Question about details of data preprocessing.
Hi! Thanks for releasing the code!
I have trained the model with the features you provided and achieves similar performance. And now I‘m trying to train a model using data precessed myself. I download ImageNet-VID datasets and extract optical flow using OpenCV TVL1 algorithm implemented by MMAction . The Optical Flow is calculated on the original size of video frames without resize. Then, I crop the region proposal according to the tubes you provided and resize them to 224*224. Finally, follow this, I rescale the value of RGB and Flow images between -1 and 1 (by x/127.5-1) and feed them to the official i3d model.
However, the features I get are somewhat different from that I download. The cosine similarity of i3d-RGB feature is about 0.95 and i3d-Flow feature is about 0.8. The similarity is not too low, but there are still some gaps, especially the flow feature. Is there anything wrong with the process I mentioned above?
Here are some question.
- After resizing the flow image to 224*224, does its value need to be scaled?
- How to crop and normalize the images?
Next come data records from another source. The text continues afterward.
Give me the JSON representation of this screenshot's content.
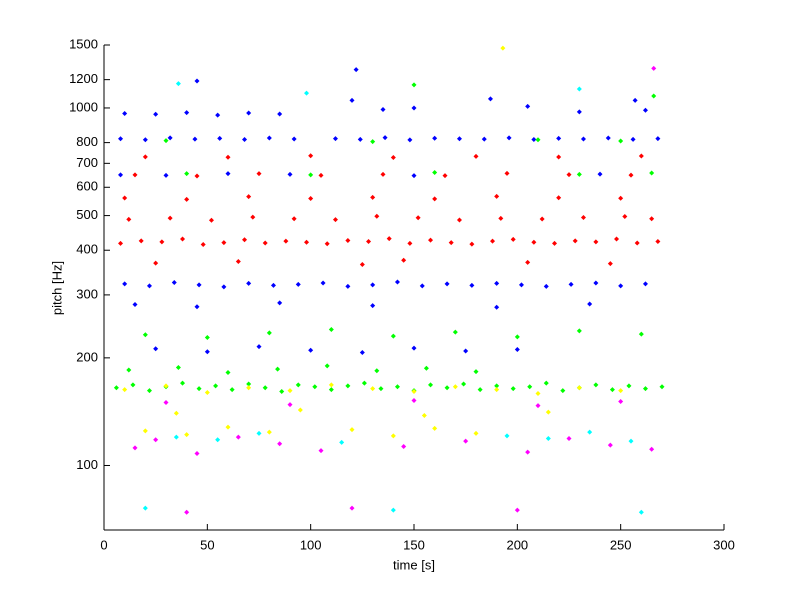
{
  "chart_data": {
    "type": "scatter",
    "xlabel": "time [s]",
    "ylabel": "pitch [Hz]",
    "xlim": [
      0,
      300
    ],
    "xticks": [
      0,
      50,
      100,
      150,
      200,
      250,
      300
    ],
    "ylim": [
      66,
      1500
    ],
    "yticks": [
      100,
      200,
      300,
      400,
      500,
      600,
      700,
      800,
      1000,
      1200,
      1500
    ],
    "yscale": "log",
    "grid": false,
    "series": [
      {
        "color": "#ff0000",
        "x": [
          8,
          18,
          28,
          38,
          48,
          58,
          68,
          78,
          88,
          98,
          108,
          118,
          128,
          138,
          148,
          158,
          168,
          178,
          188,
          198,
          208,
          218,
          228,
          238,
          248,
          258,
          268,
          12,
          32,
          52,
          72,
          92,
          112,
          132,
          152,
          172,
          192,
          212,
          232,
          252,
          265,
          10,
          40,
          70,
          100,
          130,
          160,
          190,
          220,
          250,
          15,
          45,
          75,
          105,
          135,
          165,
          195,
          225,
          255,
          20,
          60,
          100,
          140,
          180,
          220,
          260,
          25,
          65,
          125,
          145,
          205,
          245
        ],
        "values": [
          418,
          425,
          422,
          430,
          415,
          420,
          428,
          419,
          424,
          421,
          417,
          426,
          423,
          431,
          418,
          427,
          420,
          416,
          424,
          429,
          421,
          418,
          425,
          422,
          430,
          419,
          423,
          488,
          492,
          485,
          495,
          490,
          487,
          498,
          493,
          486,
          491,
          489,
          494,
          497,
          490,
          560,
          555,
          565,
          558,
          562,
          557,
          566,
          561,
          559,
          650,
          645,
          655,
          648,
          652,
          647,
          656,
          651,
          649,
          730,
          728,
          735,
          727,
          732,
          729,
          734,
          368,
          372,
          365,
          375,
          370,
          367
        ]
      },
      {
        "color": "#0000ff",
        "x": [
          8,
          20,
          32,
          44,
          56,
          68,
          80,
          92,
          112,
          124,
          136,
          148,
          160,
          172,
          184,
          196,
          208,
          220,
          232,
          244,
          256,
          268,
          10,
          25,
          40,
          55,
          70,
          85,
          120,
          135,
          150,
          205,
          230,
          262,
          10,
          22,
          34,
          46,
          58,
          70,
          82,
          94,
          106,
          118,
          130,
          142,
          154,
          166,
          178,
          190,
          202,
          214,
          226,
          238,
          250,
          262,
          8,
          30,
          60,
          90,
          150,
          240,
          25,
          50,
          75,
          100,
          125,
          150,
          175,
          200,
          15,
          45,
          85,
          130,
          190,
          235,
          45,
          122,
          257,
          187
        ],
        "values": [
          820,
          815,
          825,
          818,
          822,
          816,
          824,
          819,
          821,
          817,
          826,
          814,
          823,
          820,
          818,
          825,
          816,
          822,
          819,
          824,
          817,
          821,
          965,
          960,
          970,
          955,
          968,
          962,
          1050,
          990,
          1000,
          1010,
          975,
          985,
          322,
          318,
          325,
          320,
          316,
          323,
          319,
          321,
          324,
          317,
          320,
          326,
          318,
          322,
          319,
          323,
          320,
          317,
          321,
          324,
          318,
          322,
          650,
          648,
          655,
          652,
          647,
          653,
          212,
          208,
          215,
          210,
          207,
          213,
          209,
          211,
          282,
          278,
          285,
          280,
          277,
          283,
          1190,
          1280,
          1050,
          1060
        ]
      },
      {
        "color": "#00ff00",
        "x": [
          6,
          14,
          22,
          30,
          38,
          46,
          54,
          62,
          70,
          78,
          86,
          94,
          102,
          110,
          118,
          126,
          134,
          142,
          150,
          158,
          166,
          174,
          182,
          190,
          198,
          206,
          214,
          222,
          230,
          238,
          246,
          254,
          262,
          270,
          12,
          36,
          60,
          84,
          108,
          132,
          156,
          180,
          20,
          50,
          80,
          110,
          140,
          170,
          200,
          230,
          260,
          30,
          130,
          210,
          250,
          40,
          100,
          160,
          230,
          265,
          150,
          266
        ],
        "values": [
          165,
          168,
          162,
          166,
          170,
          164,
          167,
          163,
          169,
          165,
          161,
          168,
          166,
          163,
          167,
          170,
          164,
          166,
          162,
          168,
          165,
          169,
          163,
          167,
          164,
          166,
          170,
          162,
          165,
          168,
          163,
          167,
          164,
          166,
          185,
          188,
          182,
          186,
          190,
          184,
          187,
          183,
          232,
          228,
          235,
          240,
          230,
          236,
          229,
          238,
          233,
          810,
          805,
          815,
          808,
          655,
          650,
          660,
          652,
          658,
          1160,
          1080
        ]
      },
      {
        "color": "#ffff00",
        "x": [
          10,
          30,
          50,
          70,
          90,
          110,
          130,
          150,
          170,
          190,
          210,
          230,
          250,
          20,
          40,
          60,
          80,
          120,
          140,
          160,
          180,
          35,
          95,
          155,
          215,
          193
        ],
        "values": [
          163,
          167,
          160,
          165,
          162,
          168,
          164,
          161,
          166,
          163,
          159,
          165,
          162,
          125,
          122,
          128,
          124,
          126,
          121,
          127,
          123,
          140,
          143,
          138,
          141,
          1470
        ]
      },
      {
        "color": "#ff00ff",
        "x": [
          15,
          25,
          45,
          65,
          85,
          105,
          145,
          175,
          205,
          225,
          245,
          265,
          30,
          90,
          150,
          210,
          250,
          40,
          120,
          200,
          266
        ],
        "values": [
          112,
          118,
          108,
          120,
          115,
          110,
          113,
          117,
          109,
          119,
          114,
          111,
          150,
          148,
          152,
          147,
          151,
          74,
          76,
          75,
          1290
        ]
      },
      {
        "color": "#00ffff",
        "x": [
          35,
          55,
          75,
          115,
          195,
          215,
          235,
          255,
          36,
          98,
          230,
          20,
          140,
          260
        ],
        "values": [
          120,
          118,
          123,
          116,
          121,
          119,
          124,
          117,
          1170,
          1100,
          1130,
          76,
          75,
          74
        ]
      }
    ]
  }
}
I use PIL to read images and bilinear interpolation to resize images.
Thanks a lot!
BTW I find that there are some I3D features and tubes that don't correspond. For example, 1144.pk in vid_rgb and 1144.pd in tube_Prp have 63 frames, but 1144.h5 in vid_i3d has 126 frames.
- Thank you for your interest and questions!
- Currently, I have no time to check the frames. One possible reason may be the frame decoder of the videos have a different fps rate. Part of the frames/ features are extracted by my colleagues during my internship at Tencent. I need to re-check the code for feature extraction and then give you a more detailed response. I am currently busy with my new research projects. I will come back to this issue when I have more spare time.